TEMPO.CO - Semakin lama berada di Rio de Janeiro, kian banyak pula orang terkenal yang bertemu dengan Zico, salah satu legenda sepak bola Brasil. Saat beberapa hari Piala Dunia berlangsung, eks pemain hebat Italia, Fabio Cannavaro, dengan bangga nampang di media lokal Brasil bersama Zico. Bintang lainnya adalah Robin van Persie, pemain asal Belanda.
Sayang, Carlos Valderama, legenda Kolombia, kurang beruntung. Tapi dia cukup bangga bisa berfoto dengan patung Zico yang ada di stadion milik Flamengo--klub yang membesarkannya.
Yang terakhir adalah bintang UFC, Anderson Silva, yang juga mengidolakan si Mutiara Putih itu. Orang hebat di arena gebuk-gebukan itu juga bertemu di restoran mewah. Pada akhir pertemuan, Silva meminta tanda tangan Zico. Silva pun kemudian memamerkan pertemuannya itu di Instagram.
Ternyata saya lebih beruntung dibanding mereka sekalipun. Beberapa hari sebelum Piala Dunia dimulai, saya bertemu dengan Zico. Bukan di restoran atau hotel, melainkan di rumahnya, di Barra da Tijuca.
Seorang teman Brasil--yang dekat dengan Zico--menjanjikan saya bisa bertemu dengan sang legenda. Zico adalah pahlawan saya ketika masih kecil. Sebenarnya bukan hanya dia yang menjadi pemain hebat ketika itu.
Ada Grzegorz Lato, pemain asal Polandia, tapi saya kurang suka. Meski jago, pada usianya yang masih muda ketika itu, rambut Lato sudah habis. Kurang sip sebagai bintang. Zico sebaliknya. Sosok pemain ideal buat saya. Tampangnya cakep, bodinya ramping, dan mainnya hebat.
Pada Piala Dunia 1982, saya masih ingat betul ketika dia bersama pemain lainnya, seperti Socrates, memamerkan sepak bola yang kini dijauhi Brasil, yakni bermain dengan indah. Meski akhirnya mereka tersingkir karena kalah oleh Italia.
Pada hari yang dijanjikan, saya langsung menyiapkan semuanya. Termasuk spidol hitam. Tapi ternyata pertemuan itu gagal. Zico sibuk, katanya. Barulah keesokan harinya kesempatan itu datang. Tapi wawancara baru bisa dilakukan pada malam hari, selepas Zico sibuk dengan segala urusan Piala Dunia.

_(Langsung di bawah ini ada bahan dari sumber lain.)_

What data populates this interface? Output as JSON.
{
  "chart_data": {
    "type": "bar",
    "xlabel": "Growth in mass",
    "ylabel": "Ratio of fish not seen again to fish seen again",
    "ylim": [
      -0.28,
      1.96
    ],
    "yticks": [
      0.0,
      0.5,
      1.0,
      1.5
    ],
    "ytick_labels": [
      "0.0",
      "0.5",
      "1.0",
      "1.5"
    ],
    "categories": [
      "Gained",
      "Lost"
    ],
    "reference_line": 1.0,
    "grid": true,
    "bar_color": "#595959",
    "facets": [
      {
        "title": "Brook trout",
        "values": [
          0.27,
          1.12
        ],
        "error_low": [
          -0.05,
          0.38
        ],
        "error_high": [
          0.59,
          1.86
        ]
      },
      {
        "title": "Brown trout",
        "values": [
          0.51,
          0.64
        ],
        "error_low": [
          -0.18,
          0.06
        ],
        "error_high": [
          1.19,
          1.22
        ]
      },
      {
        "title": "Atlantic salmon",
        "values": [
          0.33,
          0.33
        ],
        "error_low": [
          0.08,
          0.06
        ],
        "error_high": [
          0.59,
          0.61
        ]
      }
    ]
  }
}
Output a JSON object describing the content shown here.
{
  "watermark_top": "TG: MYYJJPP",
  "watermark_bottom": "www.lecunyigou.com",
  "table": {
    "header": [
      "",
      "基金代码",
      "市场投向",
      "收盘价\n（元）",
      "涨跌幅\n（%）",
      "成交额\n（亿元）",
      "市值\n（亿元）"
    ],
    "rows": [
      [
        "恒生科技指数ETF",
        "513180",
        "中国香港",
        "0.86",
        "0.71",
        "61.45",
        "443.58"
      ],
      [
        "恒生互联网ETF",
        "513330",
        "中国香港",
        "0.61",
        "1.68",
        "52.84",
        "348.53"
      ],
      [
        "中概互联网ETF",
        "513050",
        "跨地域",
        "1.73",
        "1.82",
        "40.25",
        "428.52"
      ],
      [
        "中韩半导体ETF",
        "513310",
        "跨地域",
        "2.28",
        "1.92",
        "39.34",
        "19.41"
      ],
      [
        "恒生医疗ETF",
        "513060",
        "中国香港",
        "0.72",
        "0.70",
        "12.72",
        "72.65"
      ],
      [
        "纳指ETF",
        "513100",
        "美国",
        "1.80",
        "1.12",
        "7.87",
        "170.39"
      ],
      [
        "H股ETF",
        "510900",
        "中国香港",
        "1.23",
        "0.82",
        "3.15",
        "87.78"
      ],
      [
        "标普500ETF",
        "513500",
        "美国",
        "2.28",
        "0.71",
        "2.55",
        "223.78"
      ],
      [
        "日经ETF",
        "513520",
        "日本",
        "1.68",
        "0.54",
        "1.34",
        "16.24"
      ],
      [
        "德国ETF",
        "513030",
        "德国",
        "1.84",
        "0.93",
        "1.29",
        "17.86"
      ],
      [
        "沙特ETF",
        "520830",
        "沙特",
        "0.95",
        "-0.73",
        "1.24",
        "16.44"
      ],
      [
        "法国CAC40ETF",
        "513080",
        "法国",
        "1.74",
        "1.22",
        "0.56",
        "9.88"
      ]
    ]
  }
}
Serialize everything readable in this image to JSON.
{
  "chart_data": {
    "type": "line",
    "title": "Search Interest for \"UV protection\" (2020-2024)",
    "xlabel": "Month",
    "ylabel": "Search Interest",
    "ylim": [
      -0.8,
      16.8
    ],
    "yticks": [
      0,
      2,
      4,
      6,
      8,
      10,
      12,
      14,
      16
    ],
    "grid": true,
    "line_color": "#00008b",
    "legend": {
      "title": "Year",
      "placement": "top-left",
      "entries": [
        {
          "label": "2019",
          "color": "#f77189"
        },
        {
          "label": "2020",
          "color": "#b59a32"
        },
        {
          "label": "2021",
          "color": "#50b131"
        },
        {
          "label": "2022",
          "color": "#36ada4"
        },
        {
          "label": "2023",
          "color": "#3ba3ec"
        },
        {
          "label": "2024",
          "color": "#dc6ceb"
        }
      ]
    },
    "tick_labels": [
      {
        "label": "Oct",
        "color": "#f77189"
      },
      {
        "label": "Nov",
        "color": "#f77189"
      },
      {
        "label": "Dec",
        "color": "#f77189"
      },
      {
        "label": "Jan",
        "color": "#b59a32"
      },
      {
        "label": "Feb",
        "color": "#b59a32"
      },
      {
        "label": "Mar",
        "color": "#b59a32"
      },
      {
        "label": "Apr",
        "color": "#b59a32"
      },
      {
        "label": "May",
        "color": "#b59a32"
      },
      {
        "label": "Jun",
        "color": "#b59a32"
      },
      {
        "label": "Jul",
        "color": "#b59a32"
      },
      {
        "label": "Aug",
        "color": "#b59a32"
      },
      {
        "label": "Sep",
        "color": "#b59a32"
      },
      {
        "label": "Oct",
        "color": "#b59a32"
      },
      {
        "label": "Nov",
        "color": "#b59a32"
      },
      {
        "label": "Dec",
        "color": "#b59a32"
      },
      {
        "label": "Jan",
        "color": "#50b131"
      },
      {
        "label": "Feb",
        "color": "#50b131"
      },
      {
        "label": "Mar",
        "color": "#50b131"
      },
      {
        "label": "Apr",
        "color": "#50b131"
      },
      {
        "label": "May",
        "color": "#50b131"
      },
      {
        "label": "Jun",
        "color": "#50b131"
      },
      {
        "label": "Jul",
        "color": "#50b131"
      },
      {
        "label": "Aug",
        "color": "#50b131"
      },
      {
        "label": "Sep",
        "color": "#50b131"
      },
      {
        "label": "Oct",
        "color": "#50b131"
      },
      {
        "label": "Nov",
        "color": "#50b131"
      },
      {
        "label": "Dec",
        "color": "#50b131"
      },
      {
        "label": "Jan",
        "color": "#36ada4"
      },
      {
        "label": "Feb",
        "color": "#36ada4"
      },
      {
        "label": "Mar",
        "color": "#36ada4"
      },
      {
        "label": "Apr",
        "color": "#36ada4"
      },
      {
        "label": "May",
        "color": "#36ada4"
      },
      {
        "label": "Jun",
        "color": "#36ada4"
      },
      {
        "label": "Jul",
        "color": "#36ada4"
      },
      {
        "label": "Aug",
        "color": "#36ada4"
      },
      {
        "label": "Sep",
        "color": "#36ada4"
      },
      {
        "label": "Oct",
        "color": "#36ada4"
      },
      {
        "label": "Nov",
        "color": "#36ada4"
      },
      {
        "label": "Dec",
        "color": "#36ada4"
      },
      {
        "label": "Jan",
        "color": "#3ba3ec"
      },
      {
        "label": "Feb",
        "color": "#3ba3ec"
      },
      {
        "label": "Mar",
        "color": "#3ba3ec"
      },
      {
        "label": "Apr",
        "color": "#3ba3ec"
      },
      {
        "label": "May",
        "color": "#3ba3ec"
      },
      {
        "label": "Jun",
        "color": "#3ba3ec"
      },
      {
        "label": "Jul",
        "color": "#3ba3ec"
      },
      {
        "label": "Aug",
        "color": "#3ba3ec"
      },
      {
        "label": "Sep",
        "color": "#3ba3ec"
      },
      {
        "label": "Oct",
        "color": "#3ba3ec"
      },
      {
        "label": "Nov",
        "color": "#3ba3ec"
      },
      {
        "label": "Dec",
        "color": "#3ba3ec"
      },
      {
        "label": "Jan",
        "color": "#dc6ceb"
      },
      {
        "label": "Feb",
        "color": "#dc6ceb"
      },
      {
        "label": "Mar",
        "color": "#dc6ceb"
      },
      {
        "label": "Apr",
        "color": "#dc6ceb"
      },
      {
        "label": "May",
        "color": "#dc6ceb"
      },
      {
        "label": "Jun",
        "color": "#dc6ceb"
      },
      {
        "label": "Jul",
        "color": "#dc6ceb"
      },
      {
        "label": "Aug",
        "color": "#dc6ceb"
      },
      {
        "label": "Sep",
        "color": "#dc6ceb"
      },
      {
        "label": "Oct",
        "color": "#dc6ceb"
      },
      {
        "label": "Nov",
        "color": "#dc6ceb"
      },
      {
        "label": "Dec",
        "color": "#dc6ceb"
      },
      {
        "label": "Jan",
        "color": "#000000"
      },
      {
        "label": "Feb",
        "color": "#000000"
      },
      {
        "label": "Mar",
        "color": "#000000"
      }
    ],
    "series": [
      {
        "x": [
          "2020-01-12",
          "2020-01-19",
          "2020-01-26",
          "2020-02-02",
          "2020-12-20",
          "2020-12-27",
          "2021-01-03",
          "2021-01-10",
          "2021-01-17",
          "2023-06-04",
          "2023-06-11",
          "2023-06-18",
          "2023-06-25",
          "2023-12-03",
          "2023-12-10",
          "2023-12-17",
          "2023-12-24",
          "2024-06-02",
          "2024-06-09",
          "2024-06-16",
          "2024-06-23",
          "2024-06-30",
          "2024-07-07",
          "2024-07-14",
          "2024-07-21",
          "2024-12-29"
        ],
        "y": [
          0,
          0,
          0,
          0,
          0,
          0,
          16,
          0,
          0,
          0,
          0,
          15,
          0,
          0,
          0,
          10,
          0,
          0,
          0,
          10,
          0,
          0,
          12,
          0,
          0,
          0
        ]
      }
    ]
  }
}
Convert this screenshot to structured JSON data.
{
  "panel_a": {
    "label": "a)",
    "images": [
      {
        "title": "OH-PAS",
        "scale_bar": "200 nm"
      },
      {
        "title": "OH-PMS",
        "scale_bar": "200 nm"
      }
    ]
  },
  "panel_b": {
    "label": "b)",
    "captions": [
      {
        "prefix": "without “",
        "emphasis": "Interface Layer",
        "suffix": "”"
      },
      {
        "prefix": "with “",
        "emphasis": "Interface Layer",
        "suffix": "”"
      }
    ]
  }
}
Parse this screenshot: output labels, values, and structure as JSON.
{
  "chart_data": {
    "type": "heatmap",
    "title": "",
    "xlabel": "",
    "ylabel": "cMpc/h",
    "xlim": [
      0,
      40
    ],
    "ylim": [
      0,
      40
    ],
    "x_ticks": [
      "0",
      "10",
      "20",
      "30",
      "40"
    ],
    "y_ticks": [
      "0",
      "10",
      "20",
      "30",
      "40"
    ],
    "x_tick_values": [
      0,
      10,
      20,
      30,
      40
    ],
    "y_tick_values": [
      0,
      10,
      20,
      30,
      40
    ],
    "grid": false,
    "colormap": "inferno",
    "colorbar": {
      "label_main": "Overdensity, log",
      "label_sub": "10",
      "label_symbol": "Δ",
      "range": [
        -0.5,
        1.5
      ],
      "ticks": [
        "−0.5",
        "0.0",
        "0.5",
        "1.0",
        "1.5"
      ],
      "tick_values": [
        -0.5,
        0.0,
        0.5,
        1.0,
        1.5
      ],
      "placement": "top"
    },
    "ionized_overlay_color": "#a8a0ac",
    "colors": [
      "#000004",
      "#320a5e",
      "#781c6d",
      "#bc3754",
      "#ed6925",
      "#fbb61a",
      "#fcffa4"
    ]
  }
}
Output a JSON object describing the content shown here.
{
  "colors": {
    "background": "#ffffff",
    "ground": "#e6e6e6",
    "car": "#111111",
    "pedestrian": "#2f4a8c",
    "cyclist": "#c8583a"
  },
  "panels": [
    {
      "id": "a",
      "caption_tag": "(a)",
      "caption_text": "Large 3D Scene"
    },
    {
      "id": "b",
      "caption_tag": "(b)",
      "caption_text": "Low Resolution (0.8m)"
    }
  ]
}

Meski mengaku tak sibuk, tempat pembibitan pemain mudanya, atau yang dikenal dengan Centro Futebol do Zico, dipakai menjadi salah satu penggemblengan fisik para wasit yang akan bertugas pada Piala Dunia. Sore harinya, saat bertandang ke sana, saya sempat diusir petugas FIFA yang saya kira agak lebay sikapnya.
Malam harinya, di perumahan mewah di kawasan Barra da Tijuca, Zico pun menerima saya dan kawan-kawan Brasil saya. Rupanya dia sudah menunggu kami, dan dia pun terpaksa celingukan mencari kami yang berada di pojok lain rumahnya yang besar itu. Saking besarnya, sebuah lapangan sepak bola ada di salah satu sudut rumahnya. Kami pun berbincang santai.
Pada akhir pertemuan, Zico membubuhkan tanda tangannya pada kaus kuning khas Brasil pemberiannya. Malam itu, dan beberapa hari setelahnya, saya merasa tak berbeda dengan Robin van Persie, Cannavaro, Silva, dan orang-orang terkenal lainnya.